Large infectious disease outbreaks are of both theoretical interest and public health concern.  Despite high vaccine coverage, epidemics of pertussis (whooping cough) have re-emerged throughout much of the developed world.  The re-emergence was unexpected and has led researchers to reconsider previously accepted ideas of the duration of immunity and the cause of large, cyclic outbreaks.  Early models of pertussis dynamics explained the observed patterns of incidence through a combination of lifelong immunity, seasonality and stochasticity.  However, in the past few decades, clinical and epidemiological evidence has mounted for rapidly waning immunity.  We propose to reconcile these issues by allowing for a very rapid anamenestic response, that is, rapid immune boosting upon secondary exposure.  We analyze a discrete time model that incorporates immune waning and boosting and fit the model to data from the prevaccine era in Copenhagen using an iterated filtering algorithm to make inference regarding the importance of waning and boosting in the cyclic dynamics of pertussis.

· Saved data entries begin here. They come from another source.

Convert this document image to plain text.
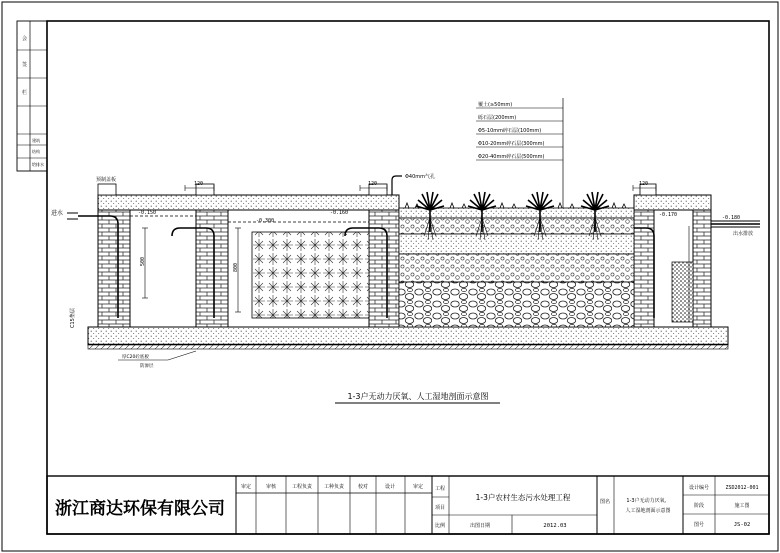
会
签
栏
建筑
结构
给排水
C15垫层
覆土(≥50mm)
砾石层(200mm)
Φ5-10mm碎石层(100mm)
Φ10-20mm碎石层(300mm)
Φ20-40mm碎石层(500mm)
进水
出水排放
预制盖板	Φ40mm气孔
120	120	120
-0.150
-0.300
-0.160	-0.170	-0.180
500
800
厚C20砼底板
防渗层
1-3户无动力厌氧、人工湿地剖面示意图
浙江商达环保有限公司
审定	审核	工程负责 工种负责	校对	设计	审定 工程
项目
比例
1-3户农村生态污水处理工程
出图日期	2012.03
图名	1-3户无动力厌氧、
人工湿地剖面示意图
设计编号	ZSD2012-001
阶段	施工图
图号	JS-02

The data on pertussis incidence from Copenhagen in the early 20th century show a pattern of mixed dynamics, with multi-annual cycles sometimes dominated by low-amplitude, high-noise fluctuations, and other times exhibiting large outbreaks at regular intervals.  Our model with both waning and boosting of immunity exhibits a wide variety of dynamical behavior and predicts cyclic dynamics even in the absence of stochasticity and seasonality.  Interestingly, for a plausible range of parameter space, these cycles coexist with a stable fixed point attractor, allowing for the possibility of switching between deterministically and stochastically driven epidemics, as seen in the data.  The qualitative results thus far support the hypothesis that waning and boosting immunity drove the large pertussis outbreaks in prevaccine-era Copenhagen, however the final test will lie in the specific parameter estimates we obtain using iterated filtering.